Monday night at the Big A, Wade LeBlanc, the seven-year veteran left-hander brought up last week from Triple-A to replace the injured Richards, didn't look to be the answer.
Richards gave up just five earned runs in three starts during the month of August; LeBlanc gave up one more than that in less than four innings.
"First time through the order was pretty smooth and then they did a good job of making adjustments," LeBlanc said after Monday's loss. "Obviously, I didn't. I knew the adjustments I needed to make and I just didn't execute."
LeBlanc lasted on 3.1 innings against the Marlins and exited with a six-run deficit. He failed to get into a groove. He gave up three runs in the third inning and managed to get out with minimal damage, but the Marlins were hitting him hard, putting the ball in play.
His out pitch failed him, and he couldn't change speeds.
"I don't think he was rattled, I just think sometimes you just don't get into that rhythm," manager Mike Scioscia said. "I think he just got away from some of things that he does well."
The Angels' don't have much of a choice but to let him pitch Saturday against the A's -- who have now tied the Angels for the AL West lead -- the club likely will wait until the rosters expand next week to toy with some other options.
And the options are limited: A pair of highly-touted arms who have had strong seasons in Double-A and minimal Major League experience or a pair of veteran arms who have had lackluster seasons in Triple-A.
Michael Roth (11-7, 2.76 ERA) and Drew Rucinski (10-6, 3.22 ERA) are talented but unproven. Both have had their respective cups of coffee in the big leagues, with Roth having had a couple more stints than Rucinski with the big club. Both performers have received mixed reviews.
But Wolf (5-2, 4.73 ERA in Triple-A Salt Lake) and Volstad (2-1, 6.18 ERA in Triple-A), though struggling in the Pacific Coast League, boast a wealth of big-league experience.
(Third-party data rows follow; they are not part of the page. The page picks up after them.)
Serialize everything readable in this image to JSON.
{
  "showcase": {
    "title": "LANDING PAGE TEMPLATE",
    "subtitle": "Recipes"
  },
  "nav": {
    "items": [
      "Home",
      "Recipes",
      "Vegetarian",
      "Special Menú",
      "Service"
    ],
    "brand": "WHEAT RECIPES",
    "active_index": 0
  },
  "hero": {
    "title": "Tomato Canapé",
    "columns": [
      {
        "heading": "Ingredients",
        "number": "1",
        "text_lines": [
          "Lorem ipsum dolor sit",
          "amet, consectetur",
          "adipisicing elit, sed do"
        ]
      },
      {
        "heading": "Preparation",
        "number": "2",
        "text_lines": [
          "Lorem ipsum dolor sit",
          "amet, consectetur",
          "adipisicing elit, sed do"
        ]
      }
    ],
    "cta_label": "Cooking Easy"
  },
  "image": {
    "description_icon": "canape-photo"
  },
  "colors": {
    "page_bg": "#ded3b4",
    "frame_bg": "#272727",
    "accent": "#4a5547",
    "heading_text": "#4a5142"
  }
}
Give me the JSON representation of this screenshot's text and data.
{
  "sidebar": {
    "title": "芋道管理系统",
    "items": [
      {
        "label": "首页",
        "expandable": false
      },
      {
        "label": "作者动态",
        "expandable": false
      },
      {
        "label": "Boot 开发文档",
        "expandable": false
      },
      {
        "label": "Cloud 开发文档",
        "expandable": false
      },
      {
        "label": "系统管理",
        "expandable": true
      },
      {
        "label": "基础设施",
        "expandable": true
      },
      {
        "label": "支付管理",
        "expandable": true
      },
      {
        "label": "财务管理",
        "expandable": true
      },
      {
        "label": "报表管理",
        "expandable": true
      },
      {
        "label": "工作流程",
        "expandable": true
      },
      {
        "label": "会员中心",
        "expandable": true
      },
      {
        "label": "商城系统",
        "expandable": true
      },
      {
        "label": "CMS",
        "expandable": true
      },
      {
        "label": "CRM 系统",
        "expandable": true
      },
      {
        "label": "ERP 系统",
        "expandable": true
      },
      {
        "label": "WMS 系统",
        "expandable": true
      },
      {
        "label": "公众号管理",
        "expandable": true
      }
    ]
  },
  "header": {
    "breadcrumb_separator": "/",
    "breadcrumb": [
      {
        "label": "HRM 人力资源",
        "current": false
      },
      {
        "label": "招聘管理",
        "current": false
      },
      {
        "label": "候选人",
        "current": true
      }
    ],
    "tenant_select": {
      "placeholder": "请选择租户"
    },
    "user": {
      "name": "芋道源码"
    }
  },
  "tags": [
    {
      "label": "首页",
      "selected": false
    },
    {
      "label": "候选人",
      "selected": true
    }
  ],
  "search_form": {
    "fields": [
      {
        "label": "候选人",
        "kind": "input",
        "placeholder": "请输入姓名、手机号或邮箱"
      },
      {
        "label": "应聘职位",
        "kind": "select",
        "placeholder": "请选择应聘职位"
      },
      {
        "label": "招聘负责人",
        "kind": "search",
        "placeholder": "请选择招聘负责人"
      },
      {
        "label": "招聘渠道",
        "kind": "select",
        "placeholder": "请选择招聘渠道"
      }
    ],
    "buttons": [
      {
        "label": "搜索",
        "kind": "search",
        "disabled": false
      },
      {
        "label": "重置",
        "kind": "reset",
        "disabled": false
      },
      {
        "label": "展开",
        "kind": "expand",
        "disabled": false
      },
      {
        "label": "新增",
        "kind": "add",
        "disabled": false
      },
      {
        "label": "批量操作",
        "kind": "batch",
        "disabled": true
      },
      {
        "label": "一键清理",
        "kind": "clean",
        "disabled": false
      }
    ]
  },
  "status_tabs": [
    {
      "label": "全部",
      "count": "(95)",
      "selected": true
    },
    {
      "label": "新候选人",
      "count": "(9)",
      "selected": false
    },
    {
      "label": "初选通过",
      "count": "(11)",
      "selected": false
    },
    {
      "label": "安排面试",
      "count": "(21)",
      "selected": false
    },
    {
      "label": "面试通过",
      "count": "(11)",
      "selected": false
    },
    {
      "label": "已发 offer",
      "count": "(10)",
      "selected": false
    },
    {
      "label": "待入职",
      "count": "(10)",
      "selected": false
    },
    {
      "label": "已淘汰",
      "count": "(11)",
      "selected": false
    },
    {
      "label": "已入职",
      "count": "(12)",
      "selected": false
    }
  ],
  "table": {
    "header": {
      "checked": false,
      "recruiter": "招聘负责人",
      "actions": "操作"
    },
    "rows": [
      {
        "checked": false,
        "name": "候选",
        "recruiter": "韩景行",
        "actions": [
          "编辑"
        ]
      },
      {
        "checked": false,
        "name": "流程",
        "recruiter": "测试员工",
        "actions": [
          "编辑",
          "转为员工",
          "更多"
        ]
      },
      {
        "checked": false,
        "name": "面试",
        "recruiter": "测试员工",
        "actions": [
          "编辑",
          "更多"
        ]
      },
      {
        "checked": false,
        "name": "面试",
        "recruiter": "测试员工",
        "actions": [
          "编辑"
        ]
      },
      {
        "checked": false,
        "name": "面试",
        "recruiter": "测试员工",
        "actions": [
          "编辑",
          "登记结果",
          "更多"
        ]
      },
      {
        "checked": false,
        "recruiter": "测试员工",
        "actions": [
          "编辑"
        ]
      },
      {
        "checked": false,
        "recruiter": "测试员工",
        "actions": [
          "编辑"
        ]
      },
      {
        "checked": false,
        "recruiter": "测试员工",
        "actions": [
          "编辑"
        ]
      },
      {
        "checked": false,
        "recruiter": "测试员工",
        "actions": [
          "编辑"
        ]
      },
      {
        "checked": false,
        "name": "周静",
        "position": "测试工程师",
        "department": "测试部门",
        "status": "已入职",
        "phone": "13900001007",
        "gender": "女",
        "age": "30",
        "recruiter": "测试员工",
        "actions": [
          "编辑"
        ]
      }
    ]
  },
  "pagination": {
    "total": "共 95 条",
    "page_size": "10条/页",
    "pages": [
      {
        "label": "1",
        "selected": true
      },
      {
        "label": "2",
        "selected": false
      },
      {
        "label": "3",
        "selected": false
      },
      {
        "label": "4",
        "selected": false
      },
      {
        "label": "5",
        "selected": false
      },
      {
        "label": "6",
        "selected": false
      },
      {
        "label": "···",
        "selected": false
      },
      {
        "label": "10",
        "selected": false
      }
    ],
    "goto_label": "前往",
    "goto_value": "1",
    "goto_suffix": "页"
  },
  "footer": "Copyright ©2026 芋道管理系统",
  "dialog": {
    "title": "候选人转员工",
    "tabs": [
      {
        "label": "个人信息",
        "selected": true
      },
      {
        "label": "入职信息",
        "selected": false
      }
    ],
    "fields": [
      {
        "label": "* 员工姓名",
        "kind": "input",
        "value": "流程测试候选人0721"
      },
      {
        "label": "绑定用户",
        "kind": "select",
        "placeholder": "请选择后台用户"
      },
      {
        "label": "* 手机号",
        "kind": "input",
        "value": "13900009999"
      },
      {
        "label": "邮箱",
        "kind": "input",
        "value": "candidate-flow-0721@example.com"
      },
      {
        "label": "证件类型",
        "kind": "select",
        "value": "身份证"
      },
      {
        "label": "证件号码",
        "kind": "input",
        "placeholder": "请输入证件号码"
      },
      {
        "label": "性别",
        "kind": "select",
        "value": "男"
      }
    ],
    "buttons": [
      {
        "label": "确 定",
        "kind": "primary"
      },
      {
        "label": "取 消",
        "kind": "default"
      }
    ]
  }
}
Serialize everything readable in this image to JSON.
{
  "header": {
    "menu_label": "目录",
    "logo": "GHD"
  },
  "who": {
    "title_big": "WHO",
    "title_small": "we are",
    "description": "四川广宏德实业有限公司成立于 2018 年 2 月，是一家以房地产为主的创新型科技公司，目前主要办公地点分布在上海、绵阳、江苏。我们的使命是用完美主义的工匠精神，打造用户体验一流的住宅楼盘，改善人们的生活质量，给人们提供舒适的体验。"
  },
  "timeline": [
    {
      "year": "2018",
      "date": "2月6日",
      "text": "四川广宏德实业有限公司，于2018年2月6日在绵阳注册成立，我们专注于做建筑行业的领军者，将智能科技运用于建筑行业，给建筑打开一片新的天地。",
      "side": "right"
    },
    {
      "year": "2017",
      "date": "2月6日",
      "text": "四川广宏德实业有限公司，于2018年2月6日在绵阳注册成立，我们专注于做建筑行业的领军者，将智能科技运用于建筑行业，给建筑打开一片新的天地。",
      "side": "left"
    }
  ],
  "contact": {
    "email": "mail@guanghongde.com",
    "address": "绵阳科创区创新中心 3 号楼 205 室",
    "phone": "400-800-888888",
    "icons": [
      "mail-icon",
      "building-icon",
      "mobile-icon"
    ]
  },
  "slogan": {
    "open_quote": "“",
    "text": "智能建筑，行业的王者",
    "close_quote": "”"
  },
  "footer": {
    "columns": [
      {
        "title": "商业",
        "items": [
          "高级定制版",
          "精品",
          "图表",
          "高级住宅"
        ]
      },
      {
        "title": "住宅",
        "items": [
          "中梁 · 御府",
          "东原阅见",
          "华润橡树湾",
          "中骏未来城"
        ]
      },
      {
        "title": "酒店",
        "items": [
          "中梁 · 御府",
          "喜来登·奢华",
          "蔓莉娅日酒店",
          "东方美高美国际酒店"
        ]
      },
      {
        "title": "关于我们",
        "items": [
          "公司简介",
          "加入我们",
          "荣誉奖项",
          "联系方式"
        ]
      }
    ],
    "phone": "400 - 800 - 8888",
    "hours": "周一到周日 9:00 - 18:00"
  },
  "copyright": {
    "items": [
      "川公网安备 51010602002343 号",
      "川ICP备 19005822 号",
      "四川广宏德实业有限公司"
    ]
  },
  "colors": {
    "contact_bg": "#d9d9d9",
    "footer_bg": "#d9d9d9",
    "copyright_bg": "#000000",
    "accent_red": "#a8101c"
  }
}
"Between Wade and Randy Wolf and Chris Volstad, we thought that if nothing else, we had a lot of Major League experience," general manager Jerry DiPoto said last week in Boston, following the diagnosis of Richards. "We felt that if this day came, we had somebody who is competent that can go out there and start at the Major League level, had been there before and particularly, in the playoffs."
LeBlanc isn't going to worry about getting another chance to stay in the rotation, and the Angels aren't completely discouraged with what they saw from him.
"If they give me another shot and think that I'm the most qualified, then that's great and I'll go work my butt off for them," LeBlanc said.
Time to figure out new plan for the rotation isn't something the Angels have much of. But after another heavy bullpen night, they have other more pressing matters to worry about.
"Wade had been pitching really well in Triple-A and he had a rough start tonight and you always look at your options," Scioscia said. "We're not looking to the next start, we're looking towards tomorrow because we have a lot of guys who have been pitching and didn't quite get the win today.